暴虐
「……それにしても、君やけに詳しいな」
「私が足で調べた情報だからね! ……と言いたいところだけど、実はお兄ちゃんが三年にいてね、殆どその受け売り」
そう言ってクロエはあははっと笑う。
「兄妹そろって勇者学院なんてすごいね! エリート家族だ」
「まあお兄ちゃんも序列低くて勇者に成れる見込みないらしいけどね……。で、これで私が友達が出来たのは幸先が良いって言った意味わかった?」
「大体はな。ようは、この学院内で序列上位を目指す、あるいは平穏に生きるにはある程度群れる必要があると言う訳か」
「その通り!」
群れる……か。
魔王だった頃の俺からすると考えられない行為だが……配下を増やすと考えれば受け入れ難いとも言えないか……。
だが、勇者となるのが最大の目的だ、ある程度の妥協は必要と割り切るしなかない。
話を聞く限り、序列を上げるには一番大きな派閥に入るのが無難そうではあるが……さてどう動くか。
片っ端から剥奪戦を申し込み、序列一位を目指しても良いのだが、それだと魔王であることがバレる可能性もゼロではない……。転生の件が伝わってるとなると下手に動くのは得策じゃない。
学生は意識してないにしても、《《組織としての》》学院では目を光らせている可能性もある。
六年間もあるのだ、下手に焦る必要もあるまい。出来るなら勇者になるまでは穏便に済ませたいのが正直なところだ。

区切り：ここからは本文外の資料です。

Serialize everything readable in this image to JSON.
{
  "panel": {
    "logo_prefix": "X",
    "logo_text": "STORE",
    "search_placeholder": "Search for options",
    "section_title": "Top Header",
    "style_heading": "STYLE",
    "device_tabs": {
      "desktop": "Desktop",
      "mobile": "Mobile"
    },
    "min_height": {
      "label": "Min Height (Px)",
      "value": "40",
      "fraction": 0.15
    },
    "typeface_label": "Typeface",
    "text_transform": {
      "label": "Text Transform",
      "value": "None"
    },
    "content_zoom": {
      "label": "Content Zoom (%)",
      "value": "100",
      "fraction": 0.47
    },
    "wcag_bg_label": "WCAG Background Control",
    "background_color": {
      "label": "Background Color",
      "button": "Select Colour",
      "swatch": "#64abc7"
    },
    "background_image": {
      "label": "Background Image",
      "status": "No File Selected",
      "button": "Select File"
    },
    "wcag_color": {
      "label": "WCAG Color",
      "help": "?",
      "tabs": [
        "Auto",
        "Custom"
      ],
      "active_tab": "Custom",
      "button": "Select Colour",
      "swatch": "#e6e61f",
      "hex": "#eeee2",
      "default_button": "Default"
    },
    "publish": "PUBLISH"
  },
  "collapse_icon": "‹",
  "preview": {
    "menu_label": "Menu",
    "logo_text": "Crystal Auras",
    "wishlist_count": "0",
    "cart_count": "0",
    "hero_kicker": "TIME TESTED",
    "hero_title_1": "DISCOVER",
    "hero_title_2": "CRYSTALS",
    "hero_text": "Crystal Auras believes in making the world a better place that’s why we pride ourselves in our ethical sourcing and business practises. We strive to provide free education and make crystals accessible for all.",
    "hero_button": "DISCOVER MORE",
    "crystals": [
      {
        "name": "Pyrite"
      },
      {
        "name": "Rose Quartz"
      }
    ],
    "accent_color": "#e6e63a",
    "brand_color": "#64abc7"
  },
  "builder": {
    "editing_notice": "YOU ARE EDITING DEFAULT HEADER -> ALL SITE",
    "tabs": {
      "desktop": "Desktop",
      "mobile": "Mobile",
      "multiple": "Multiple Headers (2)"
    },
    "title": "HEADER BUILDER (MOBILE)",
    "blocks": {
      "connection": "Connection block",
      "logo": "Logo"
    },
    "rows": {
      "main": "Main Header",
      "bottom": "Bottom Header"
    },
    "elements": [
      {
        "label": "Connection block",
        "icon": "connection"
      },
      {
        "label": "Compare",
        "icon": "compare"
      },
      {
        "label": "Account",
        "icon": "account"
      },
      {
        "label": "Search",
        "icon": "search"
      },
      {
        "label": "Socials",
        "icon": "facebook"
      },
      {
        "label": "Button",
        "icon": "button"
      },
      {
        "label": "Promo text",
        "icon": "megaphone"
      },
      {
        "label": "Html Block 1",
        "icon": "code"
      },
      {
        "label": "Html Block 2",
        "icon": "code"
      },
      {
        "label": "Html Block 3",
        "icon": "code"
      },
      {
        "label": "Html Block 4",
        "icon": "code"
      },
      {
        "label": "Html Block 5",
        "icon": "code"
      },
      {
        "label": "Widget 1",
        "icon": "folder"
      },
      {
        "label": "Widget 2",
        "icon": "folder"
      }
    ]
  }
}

暴力だけで勇者学院を制圧しても人間はついてこないのは、魔王の時代に理解している。
それは勇者とて同じことだろう。
――なら、ここは六年までは爪を隠し、低い序列で身を隠す……それが最適解か。
「だったら、しばらくは様子見だな。少なくとも三人で小さい集団は作れたんだ、しばらくはこのまま静観といくか」
巨大な派閥に入れば、勇者への道は簡単かもしれない。
だが、目立つというリスクが付きまとう。
序列という制度がある以上、焦る必要はないのは理解している。
目先のメリットを追うよりも、将来的に見たデメリットを潰す方がはるかに得策だ。
影に忍び、シリカのように強力な、勇者になった後も力に出来そうな人間を周りに集めておく。それがこそがもっとも統一への近道!
今はあくまで利害が一致しているだけの関係だが、最終的に俺に心酔させられれば問題ない。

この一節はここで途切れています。